The US clothing group PVH Corporation was able to exceed the market expectations in the first quarter of the 2025/26 financial year with a surprising sales. In view of the recent customs increases on imports to the USA, however, the parent company of the brands Calvin Klein and Tommy Hilfiger lowered their profit forecast for the current year.

The group achieves a surprising increase in sales

In the opening quarter, which ended on May 4, the group turnover was around $ 1.98 billion (1.74 billion euros), according to a annual report published on Wednesday evening. This corresponded to an increase of two percent compared to the same period last year. Adjusted to change course changes, the proceeds also grew by two percent. The analyst: In the inside, a slight drop in sales had expected.

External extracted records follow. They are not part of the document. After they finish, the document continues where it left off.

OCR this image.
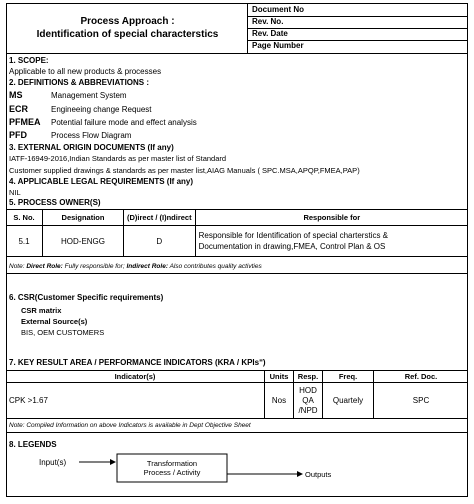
Process Approach :
Identification of special characterstics
Document No
Rev. No.
Rev. Date
Page Number
1. SCOPE:
Applicable to all new products & processes
2. DEFINITIONS & ABBREVIATIONS :
MS	Management System
ECR	Engineeing change Request
PFMEA Potential failure mode and effect analysis
PFD	Process Flow Diagram
3. EXTERNAL ORIGIN DOCUMENTS (If any)
IATF-16949-2016,Indian Standards as per master list of Standard
Customer supplied drawings & standards as per master list,AIAG Manuals ( SPC.MSA,APQP,FMEA,PAP)
4. APPLICABLE LEGAL REQUIREMENTS (If any)
NIL
5. PROCESS OWNER(S)
S. No.	Designation	(D)irect / (I)ndirect	Responsible for
5.1	HOD-ENGG	D	Responsible for Identification of special charterstics &
Documentation in drawing,FMEA, Control Plan & OS
Note: Direct Role: Fully responsible for; Indirect Role: Also contributes quality activties
6. CSR(Customer Specific requirements)
CSR matrix
External Source(s)
BIS, OEM CUSTOMERS
7. KEY RESULT AREA / PERFORMANCE INDICATORS (KRA / KPIsʺ)
Indicator(s)	Units	Resp.	Freq.	Ref. Doc.
CPK >1.67	Nos	HOD
QA
/NPD	Quartely	SPC
Note: Compiled Information on above Indicators is available in Dept Objective Sheet
8. LEGENDS
Input(s)	Transformation
Process / Activity	Outputs
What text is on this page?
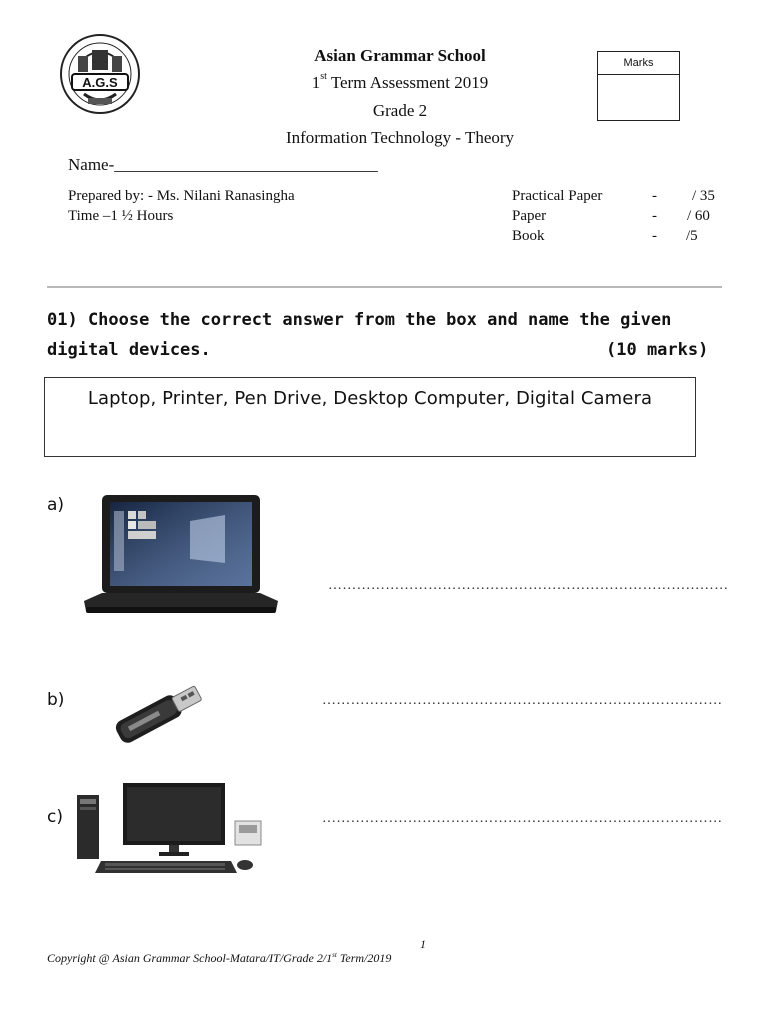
A.G.S
Asian Grammar School
1st Term Assessment 2019
Grade 2
Information Technology - Theory
Marks
Name-_______________________________
Prepared by: - Ms. Nilani Ranasingha
Time –1 ½ Hours
Practical Paper	- / 35
Paper	- / 60
Book	- /5
01) Choose the correct answer from the box and name the given
digital devices.	(10 marks)
Laptop, Printer, Pen Drive, Desktop Computer, Digital Camera
a)
b)
c)
…………………………………………………………………………
…………………………………………………………………………
…………………………………………………………………………
1
Copyright @ Asian Grammar School-Matara/IT/Grade 2/1st Term/2019
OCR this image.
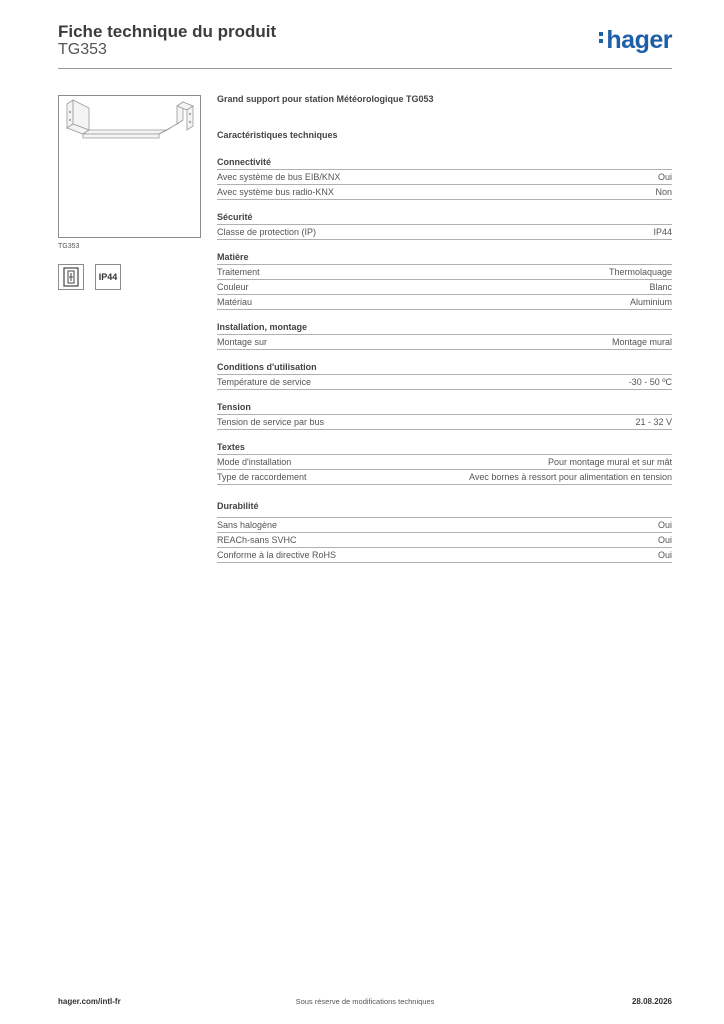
Fiche technique du produit
TG353	hager
TG353
IP44
Grand support pour station Météorologique TG053
Caractéristiques techniques
Connectivité
Avec système de bus EIB/KNX	Oui
Avec système bus radio-KNX	Non
Sécurité
Classe de protection (IP)	IP44
Matière
Traitement	Thermolaquage
Couleur	Blanc
Matériau	Aluminium
Installation, montage
Montage sur	Montage mural
Conditions d'utilisation
Température de service	-30 - 50 ºC
Tension
Tension de service par bus	21 - 32 V
Textes
Mode d'installation	Pour montage mural et sur mât
Type de raccordement	Avec bornes à ressort pour alimentation en tension
Durabilité
Sans halogène	Oui
REACh-sans SVHC	Oui
Conforme à la directive RoHS	Oui
hager.com/intl-fr	Sous réserve de modifications techniques	28.08.2026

The unexpected plus owes the group of three percent (currency-adjusted +3 percent) to $ 1.05 billion at the Tommy Hilfiger brand, which was due to sales growth in America and the EMEA region, which includes Europe, the Middle East and Africa.

Calvin Klein’s proceeds, on the other hand, were slightly below the corresponding level of the previous year with $ 886.1 million. Current -adjusted they remained practically constant. The Heritage Brands segment, in which the smaller group brands are led, recorded a decline of almost five percent to $ 49.4 million.

Negative special effects press PVH into the loss zone

Not least due to higher discounts and increased freight costs, the gross margin of the group fell from 61.4 to 58.6 percent. In addition, the result of the result.

The company had to show a net loss of $ 44.8 million (39.2 million euros) after it had achieved a surplus of $ 151.4 million in the first quarter of the previous year. Adjusted for special effects, the net profit fell by 17.0 percent to $ 118.6 million, but exceeded the forecasts of management.

Management lowers its profit forecast for the current year

Chief Financial Officer (CFO) ZAC Coughhlin described the current quarterly figures as “solid”, but also referred to the difficult framework. “We move in an extremely dynamic and insecure macroeconomic environment, which affects our industry, our customers: inside and our business results,” he emphasized.

In view of the latest developments and the expected effects of US customs policy, the group corrected its profit target for the current year. The forecast for the result of special effects per share, which was previously $ 12.40 to $ 12.75, was reduced to $ 10.75 to $ 11.00.

The sales expectations, on the other hand, remained unchanged. The company therefore continues to expect the proceeds to remain at least constant compared to the previous year or even increase slightly.